Tahkim, basit anlatımıyla "anlaşmazlıkların çözümünde mahkeme yerine hakeme gitmeyi kabul etmek" demektir.
Ülke içindeki işlerde, uluslararası ilişkilerde işadamları, firmalar bir mukavele imzalarken, anlaşmazlıkların "tahkim" yoluyla çözümünü kabul edebilir.
Uluslararası ilişkilerde "tahkim" konusunda ihtisaslaşmış kuruluşlar var. Örneğin Uluslararası Ticaret Odası'nın tahkim ofisi var. Örneğin Dünya Bankası'nın "Yatırım Uyuşmazlıklarının Çözümü İçin Uluslararası Merkez"i var.
Fakat bizim kamu kuruluşlarımız Türk firmaları ile, yabancı firmalarla ve bankalarla anlaşma yaparken "uluslararası tahkim" şartını kabul edemiyor. Anlaşmaya bu şart konulsa bile Danıştay bu tip anlaşmaları onaylamıyor.
Uluslararası ilişkilerde, Türkiye ile iş yapan, Türkiye'de riske giren yabancı bankalar veya firmalar ise "anlaşmazlıkların Türk mahkemeleri veya Danıştay tarafından çözümünü istemiyor." İstenilen uluslararası hakeme gitmek. Hakem ne karar verir ise ona uymak.
Bizim kamu kuruluşları "uluslararası tahkim şartı"nı kabul etmeyen biçimde ihaleler açtığında, (a) Bazı ciddi firmalar bu ihaleye girmiyor. Bazı ciddi bankalar bu tip ihalelerdeki işler için kredi vermiyor. (b) Bazı firmalar, tahkimsiz mukavelenin riskini dikkate alarak, fiyatı yükseltiyor. Bazı bankalar tahkimsiz mukaveleye göre riski dikkate alarak faizi artırıyor. (c) Bazı yerli ve yabancı firmalar ise "Allah kerim... Hele işi alalım. Sonra bir yolunu buluruz. Tahkim şartını koydururuz. Bu işten para vururuz" diyerek işi alıyor.

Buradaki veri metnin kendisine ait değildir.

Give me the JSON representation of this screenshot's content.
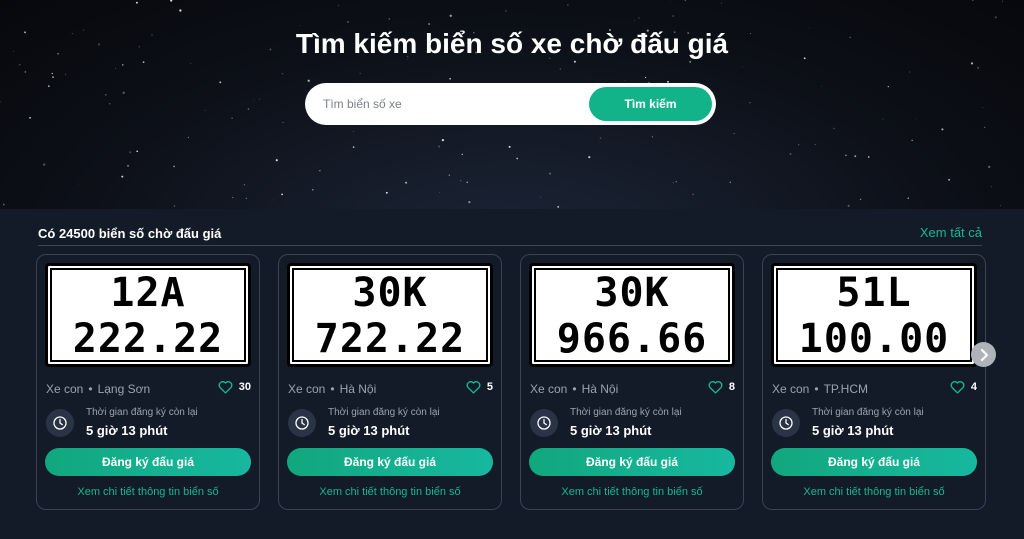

Burada "kazık" millete giriyor. Basit bir örnek ile anlatayım. Türkiye "yap - işlet - devret" modeli ile elektrik santralı yaptıracak. Uluslararası büyük firmalar ihale için teklif hazırlıyor. "A" firması, "tahkim şartlı ihale" yapılırsa elektriğin kilovatını 3 sente satmaya hazır. Tahkim şartı olmadığından "B" firması 6 sentten ihaleye giriyor. "Allah Kerim"ci "C" firması 5 sent fiyat teklifi ile işi tahkimsiz olarak alıyor.
Sonra "C" firması başlıyor yaygaraya: "Tahkim şartı olmadan bu iş yapılamaz" diyerek.
Bu yaygaradan ürken kamu kesimi "tahkim için" formül arıyor. Ve de "C" firmasına "tahkim" imkanı sağlanıyor.
Bu durumda normal olarak ihalenin şartlarında köklü değişiklik olduğundan ya ihalenin iptali ya da işi alan firmanın fiyatını "tahkimli teklif çizgisine" geri çekmesi, "ucuzlatması" gerekir.
Bunun yapılmaması "haksız rekabet ortaya çıkarır". Devlet kesesinden haksız yere firmaların zenginleştirilmesi sonucunu verir.
Bunları neden yazıyorum? Dünkü Dünya'da Gönül Dursun'un Ankara kaynaklı bir haberi vardı: "Daha önce tahkim şartsız ihalesi tamamlanan, mukavelesi imzalanan 'yap - işlet - devret' modelindeki 4 santral projesinde tahkim şartı çözülmüş." Açık anlatımıyla tahkim şartı olmadan ihalesi yapılan 4 projeyi kazananlara şimdi tahkim şartı "hediye edilmiş". Hayırlı olsun!
(Dikkat buyurunuz. Burada tartışılan tahkim'in iyiliği, kötülüğü değildir. Tahkimsiz yapılan ihaleleri kazananlara daha sonra bu imkanın hediye edilmesidir.)